2.Medical Follow-Up: The Defendant has expressed concerns about his high blood pressure and other health issues, such as constipation and dental pain. Medical checkups should be provided to monitor his health conditions, particularly his hypertension, to prevent further complications. Access to a dentist should be provided to address his tooth pain.

3.The Bordelais Correctional Facility is to allow the Defendant to continue participating in sports, such as cricket and domino competitions, that may positively impact his mental health and reduce the risk of future violent behaviour. These activities offer a structured outlet for stress and provide social interaction within a safe environment.

4.The Defendant should be encouraged to participate in adult education classes or vocational training programs offered at the Bordelais Correctional Facility, which may also assist in his reintegration into society.

5.Psychological and Emotional Support: Given the elevated scores on the MMPI-2, the Defendant would benefit from psychological counselling to address his emotional distress, feelings of dissatisfaction, and low energy. Regular counselling sessions should focus on improving emotional regulation and coping mechanisms.

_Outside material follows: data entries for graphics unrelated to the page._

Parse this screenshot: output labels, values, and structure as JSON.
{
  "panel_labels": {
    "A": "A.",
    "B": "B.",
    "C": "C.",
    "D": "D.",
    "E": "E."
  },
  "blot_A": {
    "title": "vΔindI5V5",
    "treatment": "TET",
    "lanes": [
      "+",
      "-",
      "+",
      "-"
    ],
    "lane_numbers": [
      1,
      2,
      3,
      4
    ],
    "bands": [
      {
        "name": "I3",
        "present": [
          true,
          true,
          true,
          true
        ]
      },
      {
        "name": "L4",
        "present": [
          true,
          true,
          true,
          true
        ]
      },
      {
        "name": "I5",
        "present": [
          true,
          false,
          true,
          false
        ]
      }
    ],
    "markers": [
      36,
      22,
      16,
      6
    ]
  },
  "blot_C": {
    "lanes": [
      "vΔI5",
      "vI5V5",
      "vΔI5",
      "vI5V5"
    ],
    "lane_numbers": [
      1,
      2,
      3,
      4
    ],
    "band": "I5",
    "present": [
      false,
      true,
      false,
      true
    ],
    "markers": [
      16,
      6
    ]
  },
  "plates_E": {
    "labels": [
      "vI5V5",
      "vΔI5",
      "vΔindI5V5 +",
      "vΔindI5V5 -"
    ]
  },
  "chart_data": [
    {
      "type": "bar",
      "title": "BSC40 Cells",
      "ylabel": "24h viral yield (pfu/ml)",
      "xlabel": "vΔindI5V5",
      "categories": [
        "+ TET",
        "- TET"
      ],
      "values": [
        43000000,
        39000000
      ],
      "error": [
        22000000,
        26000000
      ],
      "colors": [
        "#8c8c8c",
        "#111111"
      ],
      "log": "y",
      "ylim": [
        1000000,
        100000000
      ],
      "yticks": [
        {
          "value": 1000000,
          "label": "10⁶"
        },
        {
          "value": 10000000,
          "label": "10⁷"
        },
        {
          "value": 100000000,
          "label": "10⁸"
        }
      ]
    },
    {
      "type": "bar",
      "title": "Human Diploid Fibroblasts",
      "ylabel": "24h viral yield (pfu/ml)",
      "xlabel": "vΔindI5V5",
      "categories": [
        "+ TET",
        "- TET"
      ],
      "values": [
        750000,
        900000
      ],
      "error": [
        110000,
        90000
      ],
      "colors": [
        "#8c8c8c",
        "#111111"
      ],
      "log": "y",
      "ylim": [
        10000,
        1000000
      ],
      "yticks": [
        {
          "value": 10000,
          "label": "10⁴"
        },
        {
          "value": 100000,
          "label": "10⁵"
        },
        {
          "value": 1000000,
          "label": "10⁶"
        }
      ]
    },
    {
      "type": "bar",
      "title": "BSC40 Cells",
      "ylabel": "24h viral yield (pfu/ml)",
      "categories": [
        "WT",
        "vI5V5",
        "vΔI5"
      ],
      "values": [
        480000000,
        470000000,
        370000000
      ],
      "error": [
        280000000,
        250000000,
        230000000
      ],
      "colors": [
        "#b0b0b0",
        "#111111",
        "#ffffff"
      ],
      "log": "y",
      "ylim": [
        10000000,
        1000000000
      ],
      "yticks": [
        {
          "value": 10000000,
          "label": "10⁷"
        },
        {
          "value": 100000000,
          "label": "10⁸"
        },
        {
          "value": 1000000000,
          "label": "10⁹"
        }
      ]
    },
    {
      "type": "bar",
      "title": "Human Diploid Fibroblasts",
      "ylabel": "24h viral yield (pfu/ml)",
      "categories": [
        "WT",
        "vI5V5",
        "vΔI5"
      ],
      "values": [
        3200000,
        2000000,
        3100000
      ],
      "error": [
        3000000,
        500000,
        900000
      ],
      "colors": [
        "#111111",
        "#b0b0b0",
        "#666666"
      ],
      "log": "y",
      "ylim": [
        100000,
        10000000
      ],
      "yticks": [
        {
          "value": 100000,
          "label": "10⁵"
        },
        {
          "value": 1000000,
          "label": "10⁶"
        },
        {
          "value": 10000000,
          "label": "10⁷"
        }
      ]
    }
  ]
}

6.Risk Management and Monitoring: Continued monitoring by prison staff for any changes in behaviour is recommended.” SENTENCE

[32]] The Defendant is to benefit from psychological counselling to address his emotional distress, feelings of dissatisfaction, and low energy. During the next year, Ms. Alina Auguste is to facilitate counselling sessions with the Defendant focusing on improving his emotional regulation and coping mechanisms. The cost of these sessions is to be borne by the State.